Our sources on this emphasized over and over how unprecedented this all would be. A former president, facing criminal charges in a state, nonetheless elected to serve as president again? Expect this question, if it ever comes to pass, to find its way to the Supreme Court. 

One More Thing

Actually, there’s a potentially instructive Supreme Court precedent already involving a state criminal investigation related to Trump back when he was president. In 2019 Cyrus Vance Jr., the district attorney of Manhattan, issued a subpoena to Trump’s accounting firm requesting tax returns and other financial documents. This was all a part of Vance’s investigation into the alleged hush-money payments to Stormy Daniels, for which Alvin Bragg, who succeeded Vance as district attorney in 2021, eventually brought criminal charges against Trump.

But there was no indictment in 2019, and Vance was simply subpoenaing for documents. Trump argued in court that a sitting president had total immunity from any criminal procedures, and at the very least that prosecutors needed to reach a stricter standard for such a request. Neither the district court nor court of appeals accepted this, ordering Trump to comply with the subpoena. That’s when Trump appealed to the Supreme Court.

In a 7-2 ruling, the court held that the president did not have absolute immunity from all criminal proceedings in a state or local court and that the Constitution did not prevent a president from having to comply with a state subpoena or require a higher standard for compliance. Trump’s accountant had to comply.

The Vance case gets us a little closer to our hypothetical situation, but Chief Justice John Roberts’ majority opinion is typically narrow. A document subpoena is one thing—and since his accountant was the actual custodian of the documents, turning them over had zero impact on the executive’s ability to function— but a criminal trial? That’s likely something else.

Sarah’s View

Could any newsletter better prove that there’s no “try this one trick” to save a republican form of government? 

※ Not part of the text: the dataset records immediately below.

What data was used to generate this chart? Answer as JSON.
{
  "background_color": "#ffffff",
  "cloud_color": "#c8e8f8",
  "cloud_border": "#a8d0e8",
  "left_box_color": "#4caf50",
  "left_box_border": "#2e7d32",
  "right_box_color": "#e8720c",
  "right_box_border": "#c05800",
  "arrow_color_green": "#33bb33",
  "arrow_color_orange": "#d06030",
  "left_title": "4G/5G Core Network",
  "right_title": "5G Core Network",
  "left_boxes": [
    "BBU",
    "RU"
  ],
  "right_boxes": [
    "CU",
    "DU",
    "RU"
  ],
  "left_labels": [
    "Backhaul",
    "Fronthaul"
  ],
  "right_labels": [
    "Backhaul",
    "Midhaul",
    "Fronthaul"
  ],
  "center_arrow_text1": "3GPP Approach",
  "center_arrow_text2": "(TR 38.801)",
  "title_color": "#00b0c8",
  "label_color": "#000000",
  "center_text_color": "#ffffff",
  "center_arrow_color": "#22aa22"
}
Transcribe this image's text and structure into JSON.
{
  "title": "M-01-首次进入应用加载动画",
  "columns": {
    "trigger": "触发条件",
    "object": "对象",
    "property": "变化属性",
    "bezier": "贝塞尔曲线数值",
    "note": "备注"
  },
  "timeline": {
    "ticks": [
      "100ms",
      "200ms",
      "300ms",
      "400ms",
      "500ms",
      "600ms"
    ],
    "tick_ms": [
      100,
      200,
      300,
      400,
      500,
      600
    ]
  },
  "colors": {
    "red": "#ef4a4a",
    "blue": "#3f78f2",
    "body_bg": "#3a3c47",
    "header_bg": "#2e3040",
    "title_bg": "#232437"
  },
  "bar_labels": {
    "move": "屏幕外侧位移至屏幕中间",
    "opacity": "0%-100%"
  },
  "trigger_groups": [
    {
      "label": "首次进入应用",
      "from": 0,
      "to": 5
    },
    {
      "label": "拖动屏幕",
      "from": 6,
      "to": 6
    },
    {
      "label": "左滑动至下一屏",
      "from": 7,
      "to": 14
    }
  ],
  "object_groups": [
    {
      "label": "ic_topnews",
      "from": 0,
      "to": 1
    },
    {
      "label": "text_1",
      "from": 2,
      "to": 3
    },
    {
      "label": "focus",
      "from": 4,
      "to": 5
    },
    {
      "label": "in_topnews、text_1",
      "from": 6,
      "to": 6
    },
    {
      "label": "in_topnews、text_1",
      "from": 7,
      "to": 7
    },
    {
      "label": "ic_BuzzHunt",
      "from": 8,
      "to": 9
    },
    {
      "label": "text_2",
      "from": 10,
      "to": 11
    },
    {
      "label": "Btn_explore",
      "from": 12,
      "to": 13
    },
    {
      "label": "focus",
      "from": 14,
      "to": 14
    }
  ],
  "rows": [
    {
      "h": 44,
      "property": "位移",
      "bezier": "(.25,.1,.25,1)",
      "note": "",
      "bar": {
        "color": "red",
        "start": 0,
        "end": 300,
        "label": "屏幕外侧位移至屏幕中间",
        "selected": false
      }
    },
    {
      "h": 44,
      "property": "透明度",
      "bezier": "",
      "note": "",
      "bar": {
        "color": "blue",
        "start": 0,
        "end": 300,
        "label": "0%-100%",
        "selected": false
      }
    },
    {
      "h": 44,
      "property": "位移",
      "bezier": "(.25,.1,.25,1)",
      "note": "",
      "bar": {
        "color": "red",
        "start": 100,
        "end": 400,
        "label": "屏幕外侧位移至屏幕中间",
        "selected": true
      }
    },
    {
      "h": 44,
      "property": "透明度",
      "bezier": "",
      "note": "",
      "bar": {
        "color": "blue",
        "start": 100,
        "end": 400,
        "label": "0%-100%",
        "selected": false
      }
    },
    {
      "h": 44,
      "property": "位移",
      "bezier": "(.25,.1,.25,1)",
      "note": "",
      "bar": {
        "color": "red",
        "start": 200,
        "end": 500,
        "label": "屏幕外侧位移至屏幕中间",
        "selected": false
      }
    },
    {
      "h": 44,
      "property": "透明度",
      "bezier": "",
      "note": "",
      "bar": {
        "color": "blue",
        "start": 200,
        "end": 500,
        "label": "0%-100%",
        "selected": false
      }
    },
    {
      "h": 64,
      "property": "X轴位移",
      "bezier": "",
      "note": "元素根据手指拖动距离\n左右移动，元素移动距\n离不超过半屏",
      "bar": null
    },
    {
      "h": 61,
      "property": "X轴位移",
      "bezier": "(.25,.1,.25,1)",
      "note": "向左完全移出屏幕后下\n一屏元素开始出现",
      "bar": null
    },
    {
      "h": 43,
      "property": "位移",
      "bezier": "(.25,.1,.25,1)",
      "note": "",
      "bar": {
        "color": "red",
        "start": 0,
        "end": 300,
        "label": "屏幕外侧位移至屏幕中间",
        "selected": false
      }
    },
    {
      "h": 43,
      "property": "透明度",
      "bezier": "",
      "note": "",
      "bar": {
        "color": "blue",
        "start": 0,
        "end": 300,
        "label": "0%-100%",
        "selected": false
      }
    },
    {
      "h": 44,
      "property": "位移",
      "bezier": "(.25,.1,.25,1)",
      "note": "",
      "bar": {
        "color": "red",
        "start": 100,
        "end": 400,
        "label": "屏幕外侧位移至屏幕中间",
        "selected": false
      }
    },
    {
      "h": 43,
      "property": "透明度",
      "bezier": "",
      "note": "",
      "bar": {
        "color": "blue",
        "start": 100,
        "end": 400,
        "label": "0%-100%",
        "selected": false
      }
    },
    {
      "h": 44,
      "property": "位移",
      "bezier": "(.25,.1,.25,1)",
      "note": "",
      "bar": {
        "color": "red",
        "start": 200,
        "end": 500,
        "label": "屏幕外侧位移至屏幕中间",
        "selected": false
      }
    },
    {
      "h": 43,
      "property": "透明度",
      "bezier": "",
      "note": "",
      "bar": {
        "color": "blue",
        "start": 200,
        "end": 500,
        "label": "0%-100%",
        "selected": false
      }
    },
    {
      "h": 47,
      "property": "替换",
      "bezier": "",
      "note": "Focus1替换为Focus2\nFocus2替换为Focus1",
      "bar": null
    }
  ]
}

To give you the smallest glimpse into what a nerd I was even as a young child, I have a distinct memory of asking my dad a version of this question in middle school. At the time, it all made perfect sense: When an ordinary citizen takes the oath of office for the presidency, he alone holds the power of the executive branch and is therefore immune from all sorts of pesky “citizen things” for his time in office. If he commits a crime or does something else fundamentally betraying his office, that’s not a problem because the House will impeach him and five minutes after the Senate convicts him, the guys in blue windbreakers can show up because impeachment removes the immunity. This is almost certainly what the Founders envisioned. 

But what we are testing now is too bizarre to even make it into a law school hypothetical. What happens when the president commits an act in the final hours of his term such that Congress doesn’t really have time to impeach him while he’s in office and isn’t sure whether it even can impeach him once he leaves? Easy answer! Who cares because it’s as if he has been impeached anyway—he’s out of office, immunity is gone, and the criminal justice system can take over. Aha! But by failing to impeach him, he can run again. So what if he then runs for reelection and wins before the end of the criminal process? That would never happen because the American people would never elect someone who keeps playing “the floor is lava” with the constitution, right? But what if they did? 

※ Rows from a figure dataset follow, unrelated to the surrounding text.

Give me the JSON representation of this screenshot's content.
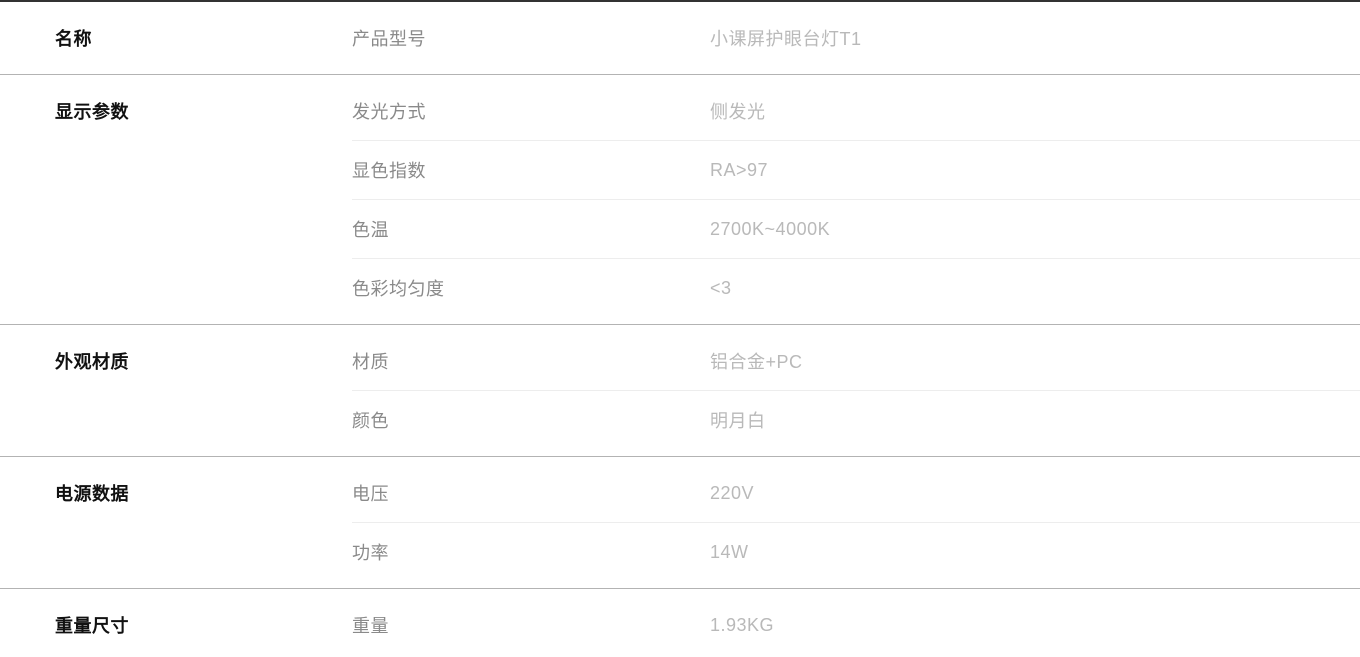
{
  "table": {
    "sections": [
      {
        "title": "名称",
        "rows": [
          {
            "label": "产品型号",
            "value": "小课屏护眼台灯T1"
          }
        ]
      },
      {
        "title": "显示参数",
        "rows": [
          {
            "label": "发光方式",
            "value": "侧发光"
          },
          {
            "label": "显色指数",
            "value": "RA>97"
          },
          {
            "label": "色温",
            "value": "2700K~4000K"
          },
          {
            "label": "色彩均匀度",
            "value": "<3"
          }
        ]
      },
      {
        "title": "外观材质",
        "rows": [
          {
            "label": "材质",
            "value": "铝合金+PC"
          },
          {
            "label": "颜色",
            "value": "明月白"
          }
        ]
      },
      {
        "title": "电源数据",
        "rows": [
          {
            "label": "电压",
            "value": "220V"
          },
          {
            "label": "功率",
            "value": "14W"
          }
        ]
      },
      {
        "title": "重量尺寸",
        "rows": [
          {
            "label": "重量",
            "value": "1.93KG"
          }
        ]
      }
    ],
    "colors": {
      "title_text": "#111111",
      "label_text": "#8a8a8a",
      "value_text": "#b9b9b9",
      "top_border": "#333333",
      "bottom_border": "#6e6e6e",
      "section_divider": "#b3b3b3",
      "row_divider": "#ededed",
      "background": "#ffffff"
    }
  }
}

The true constitutional answer to all of these hypotheticals is that we were never meant to need an answer to them. No constitution for self-government can save a people from voluntarily ending their own reign. “A republic, if you can keep it” wasn’t just a foreboding turn of phrase—it was a statement of historical literacy.

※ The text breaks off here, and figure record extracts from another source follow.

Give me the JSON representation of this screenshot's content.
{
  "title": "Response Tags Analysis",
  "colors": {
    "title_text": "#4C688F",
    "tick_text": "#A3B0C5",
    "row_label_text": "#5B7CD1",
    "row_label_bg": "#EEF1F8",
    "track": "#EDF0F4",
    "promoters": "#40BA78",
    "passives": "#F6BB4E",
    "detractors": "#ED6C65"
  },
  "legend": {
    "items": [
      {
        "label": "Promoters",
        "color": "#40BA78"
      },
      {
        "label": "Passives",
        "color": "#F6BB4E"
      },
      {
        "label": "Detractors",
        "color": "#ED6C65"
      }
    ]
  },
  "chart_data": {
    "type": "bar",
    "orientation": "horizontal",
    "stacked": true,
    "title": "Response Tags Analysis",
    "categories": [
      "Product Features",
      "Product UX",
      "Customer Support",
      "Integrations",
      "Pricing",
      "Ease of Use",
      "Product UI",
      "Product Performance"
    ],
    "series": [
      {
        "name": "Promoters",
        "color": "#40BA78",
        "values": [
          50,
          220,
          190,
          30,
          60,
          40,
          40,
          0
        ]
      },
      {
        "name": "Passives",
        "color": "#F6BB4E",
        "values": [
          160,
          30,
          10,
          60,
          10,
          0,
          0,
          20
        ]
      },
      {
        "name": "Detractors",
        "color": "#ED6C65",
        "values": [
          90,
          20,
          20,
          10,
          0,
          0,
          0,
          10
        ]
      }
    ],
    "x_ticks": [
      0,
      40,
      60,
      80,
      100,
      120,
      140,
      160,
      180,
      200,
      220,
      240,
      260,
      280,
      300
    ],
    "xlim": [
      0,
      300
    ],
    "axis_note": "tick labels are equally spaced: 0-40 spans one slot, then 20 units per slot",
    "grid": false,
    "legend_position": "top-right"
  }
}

And so here we are. Careering toward any number of hypotheticals that have no answer. The generation before us gathered the kindling. Here we are lighting matches out of boredom and mindlessly tossing them over our shoulders. And in the meantime, we’ve outsourced civic education for our next generation to an authoritarian regime that is convincing them that maybe Hamas isn’t  the only group of terrorists who know what time it is. (And at the point I need to argue with Americans over whether bin Laden was right, what are we really preserving anyway?)